Le rythme de cette berceuse a déjà saisi nombres de passagers, et les voilà, abandonnés aux cieux, voyageurs d'un autre monde. D'autres sont étendus, observent l'horizon ou partagent un instant autour de ce fidèle breuvage, le maté. Nous avons quitté Buenos Aires, et avons pris notre élan de Retiro, gare et gardienne de quelques locomotives et voitures. Sous sa charpente, vaste étendue d'aciers et de pierres, nous nous sommes avancés, jusqu'à percevoir l'animal. Crachant fumées, il était apprêté et ne semblait qu'attendre le coup de sifflet pour s'élancer. Ces façades blanches et azures ne laissaient rien transparaître de son intérieur. Dans l'inconnu, nous franchîmes portes et paliers, saluions une dernière fois nos amies et découvrîmes le caractère de cette voiture. Cinq, six passagers étaient installés, et, à moins de dix minutes du départ, cela laissait présager de tranquillité et repos. Aciers, chromes et teintes de bleus, de l'azur au marin allaient être nos compagnons pour nos douze prochaines heures. Les V15 et V16 nous ouvrîmes leurs bras, dans lesquels nous trouvions un confort tant apprécié, si agréable au voyageur qui s'en va, vers d'autres contrées. Puis, la locomotive démarra, entraînant avec elle l'un et l'autre de ces deux uniques wagons, elle quitta la gare où, nous laissions amies, amitiés et histoires. Le train s'élança, mais jamais ne sembla vraiment démarrer, doucement, il se mit à traverser la cité, franchissant les artères du centre, oscillant entre autopistas, centres commerciaux, favelas et banlieues flambant neuves, avant de caresser le fer sur les étendues plus lointaine.

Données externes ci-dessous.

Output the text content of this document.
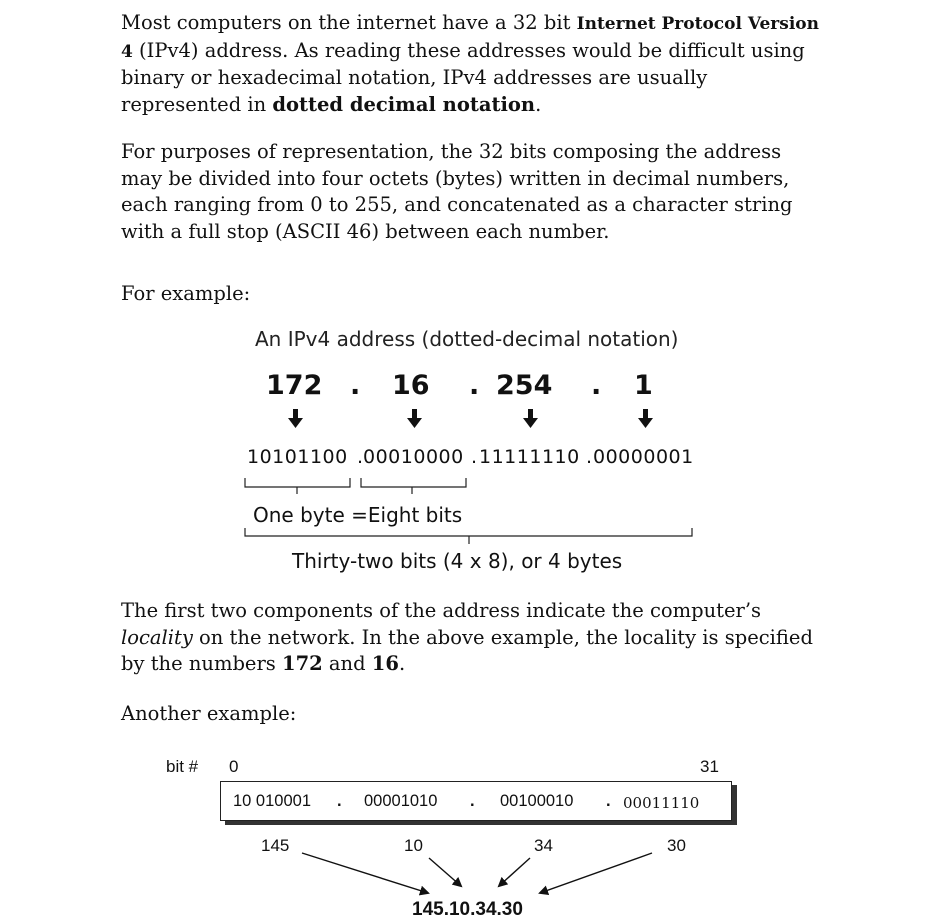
Most computers on the internet have a 32 bit Internet Protocol Version 4 (IPv4) address. As reading these addresses would be difficult using binary or hexadecimal notation, IPv4 addresses are usually represented in dotted decimal notation.

For purposes of representation, the 32 bits composing the address may be divided into four octets (bytes) written in decimal numbers, each ranging from 0 to 255, and concatenated as a character string with a full stop (ASCII 46) between each number.

For example:

An IPv4 address (dotted-decimal notation)
172 . 16 . 254 . 1
10101100 . 00010000 . 11111110 . 00000001
One byte =Eight bits
Thirty-two bits (4 x 8), or 4 bytes

The first two components of the address indicate the computer’s locality on the network. In the above example, the locality is specified by the numbers 172 and 16.

Another example:

bit # 0	31
10 010001 . 00001010 . 00100010 . 00011110
145	10	34	30
145.10.34.30
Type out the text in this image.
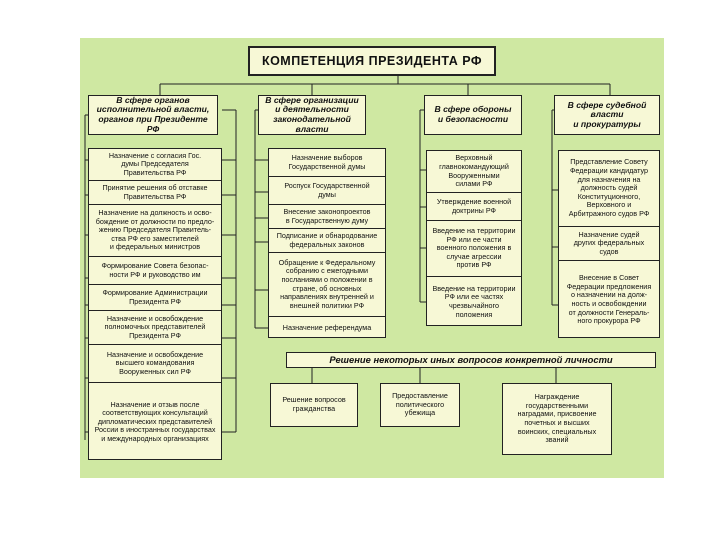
КОМПЕТЕНЦИЯ ПРЕЗИДЕНТА РФ
В сфере органов
исполнительной власти,
органов при Президенте РФ
В сфере организации
и деятельности
законодательной власти
В сфере обороны
и безопасности
В сфере судебной
власти
и прокуратуры
Назначение с согласия Гос.
думы Председателя
Правительства РФ
Принятие решения об отставке
Правительства РФ
Назначение на должность и осво-
бождение от должности по предло-
жению Председателя Правитель-
ства РФ его заместителей
и федеральных министров
Формирование Совета безопас-
ности РФ и руководство им
Формирование Администрации
Президента РФ
Назначение и освобождение
полномочных представителей
Президента РФ
Назначение и освобождение
высшего командования
Вооруженных сил РФ
Назначение и отзыв после
соответствующих консультаций
дипломатических представителей
России в иностранных государствах
и международных организациях
Назначение выборов
Государственной думы
Роспуск Государственной
думы
Внесение законопроектов
в Государственную думу
Подписание и обнародование
федеральных законов
Обращение к Федеральному
собранию с ежегодными
посланиями о положении в
стране, об основных
направлениях внутренней и
внешней политики РФ
Назначение референдума
Верховный
главнокомандующий
Вооруженными
силами РФ
Утверждение военной
доктрины РФ
Введение на территории
РФ или ее части
военного положения в
случае агрессии
против РФ
Введение на территории
РФ или ее частях
чрезвычайного
положения
Представление Совету
Федерации кандидатур
для назначения на
должность судей
Конституционного,
Верховного и
Арбитражного судов РФ
Назначение судей
других федеральных
судов
Внесение в Совет
Федерации предложения
о назначении на долж-
ность и освобождении
от должности Генераль-
ного прокурора РФ
Решение некоторых иных вопросов конкретной личности
Решение вопросов
гражданства
Предоставление
политического
убежища
Награждение
государственными
наградами, присвоение
почетных и высших
воинских, специальных
званий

Et, tandis que le soleil s'abattait sur le monde extérieur, notre carrosse se parait de ses boucliers d'aciers, et assurait ainsi fraîcheur et ombre à ses fidèles passagers. Plus tard, arbres et buissons venaient flirter avec le plexiglas déjà bien usé des fenêtres du wagonnet. Nous avancions, entre ces étendues de verdures, ces ruisseaux et ces villes, qui tous, se dévoilaient, au rythme de ce trop, dont un bon destrier aurait sans doute pu se jouer.
Vint le crépuscule, sa lumière orangée qui emplit la voiture de cette lumière que l'on aime à savourer, embourbés, au fond de son siège, scotchés, face à l'horizon. S'en suit un éclairage clinique qui pris d'assaut le timide wagonnet, 21h sonna, Rosario ne pointait toujours pas à l'horizon, et on nous annonçait un retard d'environ deux heures. Soudain des bruits de projectiles se sont faits entendre. Tranquillement, le contrôleur est arrivé, nous a prévenu que nous traversions une zone de turbulences, et nous demanda de prendre soin de bien abaisser nos rideaux de fer. Ceux -ci étaient donc destinés à nous protéger des jets de pierre qui faisaient rage de l'autre côté de la voie. L'univers bascula, nous nous retrouvions au milieu d'un monde de fers et d'aciers, capables de s’ausculter à la blancheur de cette lumière qui nous éblouissait.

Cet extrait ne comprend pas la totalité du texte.